I'd really recommend Asking the Right Questions: A Guide to Critical Thinking, I've read quite a lot of books on critical thinking/fallacies/biases (mostly to try and stop myself making irrational mistakes, because I do tend to), and whilst I learned a lot of rules and their Latin names, I wouldn't say that I learned to think critically per-se.

ATRQ does teach that (and a methodology/process to follow), I was getting completely stumped by some of the exercises the first time through.

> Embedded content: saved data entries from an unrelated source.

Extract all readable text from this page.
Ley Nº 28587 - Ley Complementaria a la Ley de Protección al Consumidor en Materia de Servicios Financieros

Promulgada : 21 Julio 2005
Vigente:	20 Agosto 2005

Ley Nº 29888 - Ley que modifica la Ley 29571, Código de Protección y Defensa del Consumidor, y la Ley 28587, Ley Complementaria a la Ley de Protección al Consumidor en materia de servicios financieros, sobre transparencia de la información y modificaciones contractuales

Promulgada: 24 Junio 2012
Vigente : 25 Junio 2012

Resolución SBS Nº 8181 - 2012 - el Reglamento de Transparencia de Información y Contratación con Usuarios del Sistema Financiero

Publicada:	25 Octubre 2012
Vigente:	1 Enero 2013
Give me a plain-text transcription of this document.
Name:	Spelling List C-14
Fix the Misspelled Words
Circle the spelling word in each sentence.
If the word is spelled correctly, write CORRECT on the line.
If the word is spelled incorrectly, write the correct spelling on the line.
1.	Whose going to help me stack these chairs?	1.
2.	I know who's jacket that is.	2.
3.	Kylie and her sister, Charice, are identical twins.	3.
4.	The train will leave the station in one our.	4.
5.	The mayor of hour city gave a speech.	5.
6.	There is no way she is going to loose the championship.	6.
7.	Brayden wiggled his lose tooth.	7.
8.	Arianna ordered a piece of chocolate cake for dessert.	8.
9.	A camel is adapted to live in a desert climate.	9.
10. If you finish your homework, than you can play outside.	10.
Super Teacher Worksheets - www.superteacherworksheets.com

As it turns out there are sometimes quite subtle errors to be made (and half errors, and almost truths), it isn't always just a 6 foot straw man in the middle of the room pointing out that Al Gore is fat.

It also covers the whole bit about being non-confrontational (us v. them) with it, trying to get everyone comfortably to the truth, not just being a dick and using your knowledge of the rules to cudgel your opponent into submission and prove that you're the big (wo)man.

[/effusion]
posted by titus-g at 10:09 PM on January 3, 2012 [1 favorite]


I think you can learn a lot if you print out these Cognitive Biases Flash Cards and flip through them while arguing about anything.
posted by twoleftfeet at 10:54 PM on January 3, 2012 [1 favorite]


PDF of Harry Frankfurt's 'On Bullshit'

Frankfurt's essay gave me the courage to use the word "bullshit" in many of my academic papers. So far, much to my dissatisfaction, no professor has ever called me out on it.

Wikipedia overview for those not wanting to go to the PDF just yet.
posted by Knigel at 11:03 PM on January 3, 2012


Edgewise et al.:

Being a IB student I can't resist: there is such a course, for high school students, part of the International Baccalaureate Programme. Theory of Knowledge It's generally taught in two or three semesters, IIRC. Best course I've ever taken, and that includes college.